My father never cares about his fame. The first priority for him is to create a comfortable environment for all of us and try to have it not be corrupted by unnecessary circumstances. Therefore, we never find him talking about his own knowledge. In fact, he will indicate to you that he knows nothing! For example, in his younger days in Tibet, after he finished his thorough education, my father left several palm and footprints in rocks as signs of his achievement, which are still visible to this day and remain as objects of homage for devout pilgrims. However, I, as his own son, never heard a word from him until today about these things. I am very tempted to hear something from him about his divine knowledge and how he did those marvelous drawings and handprints on the rock but my mother warned me numbers of times not to ask him directly because he could have got annoyed as he wants this to be secret. I understand why, because unlike many of us, he does not want to show himself off and get caught by fame. Not only that, it may be that it is not meant to be mentioned at this point of time in this age, and to people like me he is seen instead as merely a beautiful, loving father. I, myself, would also not feel so at ease to ask him of these things, as he is so warm and human to me. Therefore, I have had no perseverance to question him directly.

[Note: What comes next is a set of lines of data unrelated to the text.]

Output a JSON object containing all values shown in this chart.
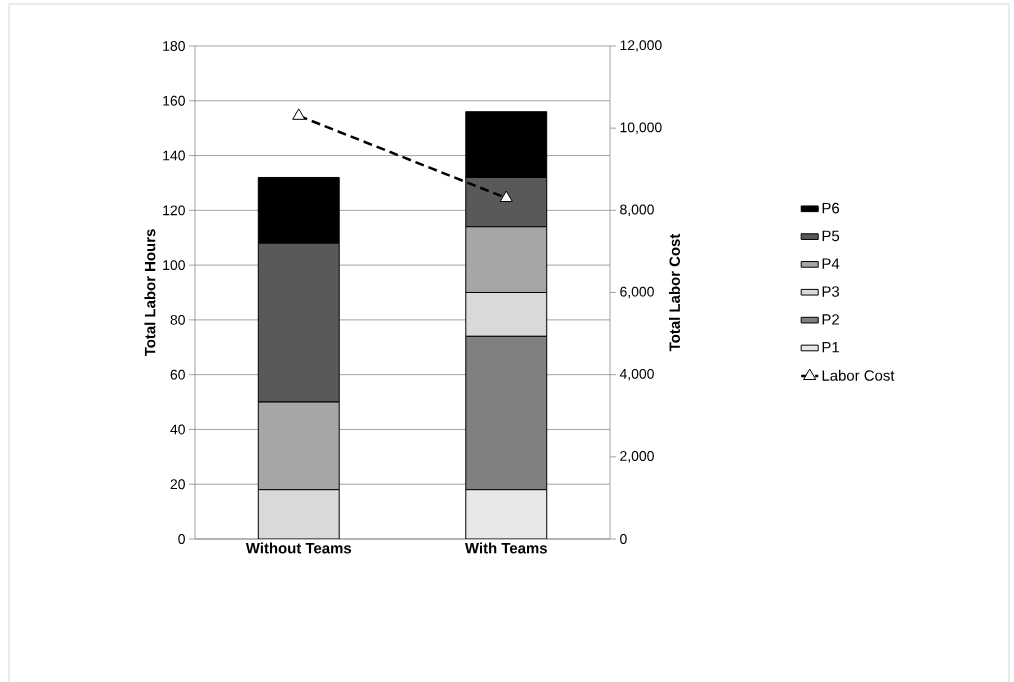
{
  "chart_data": {
    "type": "bar",
    "stacked": true,
    "categories": [
      "Without Teams",
      "With Teams"
    ],
    "ylabel": "Total Labor Hours",
    "y2label": "Total Labor Cost",
    "ylim": [
      0,
      180
    ],
    "yticks": [
      0,
      20,
      40,
      60,
      80,
      100,
      120,
      140,
      160,
      180
    ],
    "y2lim": [
      0,
      12000
    ],
    "y2ticks": [
      0,
      {
        "value": 2000,
        "label": "2,000"
      },
      {
        "value": 4000,
        "label": "4,000"
      },
      {
        "value": 6000,
        "label": "6,000"
      },
      {
        "value": 8000,
        "label": "8,000"
      },
      {
        "value": 10000,
        "label": "10,000"
      },
      {
        "value": 12000,
        "label": "12,000"
      }
    ],
    "grid": "y",
    "legend": "right",
    "series": [
      {
        "name": "P1",
        "color": "#e8e8e8",
        "values": [
          0,
          18
        ]
      },
      {
        "name": "P2",
        "color": "#808080",
        "values": [
          0,
          56
        ]
      },
      {
        "name": "P3",
        "color": "#d9d9d9",
        "values": [
          18,
          16
        ]
      },
      {
        "name": "P4",
        "color": "#a6a6a6",
        "values": [
          32,
          24
        ]
      },
      {
        "name": "P5",
        "color": "#595959",
        "values": [
          58,
          18
        ]
      },
      {
        "name": "P6",
        "color": "#000000",
        "values": [
          24,
          24
        ]
      },
      {
        "name": "Labor Cost",
        "type": "line",
        "axis": "y2",
        "color": "#000000",
        "marker": "triangle",
        "line_style": "dashed",
        "values": [
          10300,
          8300
        ]
      }
    ]
  }
}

Due to the divine realization and compassion, those who meet with my father and receive teachings from him will always be spiritually encouraged and one-pointedly motivated to work for the benefit of every being. For that, I really admire him, and therefore, recently, I requested him to give more teachings to those monks, nuns and devotees from different parts of the world. He said nothing but laughed. Eventually, my mother told me that he said he would teach because I have requested him. True enough, nowadays, he is making himself available one month or so in a year to give commentaries on various teachings of the spiritual path at his own new seat (Zhichen Bairo Ling) in Kathmandu. I feel quite sorry for not asking him to teach during those early years. What a waste! Not one of us ever had any idea of requesting him to give teachings on realization. Instead, many of us have used him as a repairer of watches, tape recorders, radios and a lot of other junk, because he can repair almost every manual machine. I remember my father was once very interested in developing films. He had several of those developing machines to play with. Obviously, people liked the idea of having somebody there doing the job for free. Everyday, he had something to do. My mother was not very happy with the idea of him working under the bright light with a magnifying glass, sitting there gazing at the machine for many hours everyday. She thought it might deteriorate his eyesight and the systems of circulation in his body. Therefore, she requested him not to do those things any more. Normally, knowing my father, he would never stop his favorite hobbies whatsoever, but knowing that this request was coming from the genuine love and care of my mother, my father left his hobby within a month. Ever since then, I have not seen those machines at all. I wonder what happened to them! They may have spoiled after years of not being used due to the humidity of the Himalayan valley.
Well, there are lots of things to write but that is all for the time being.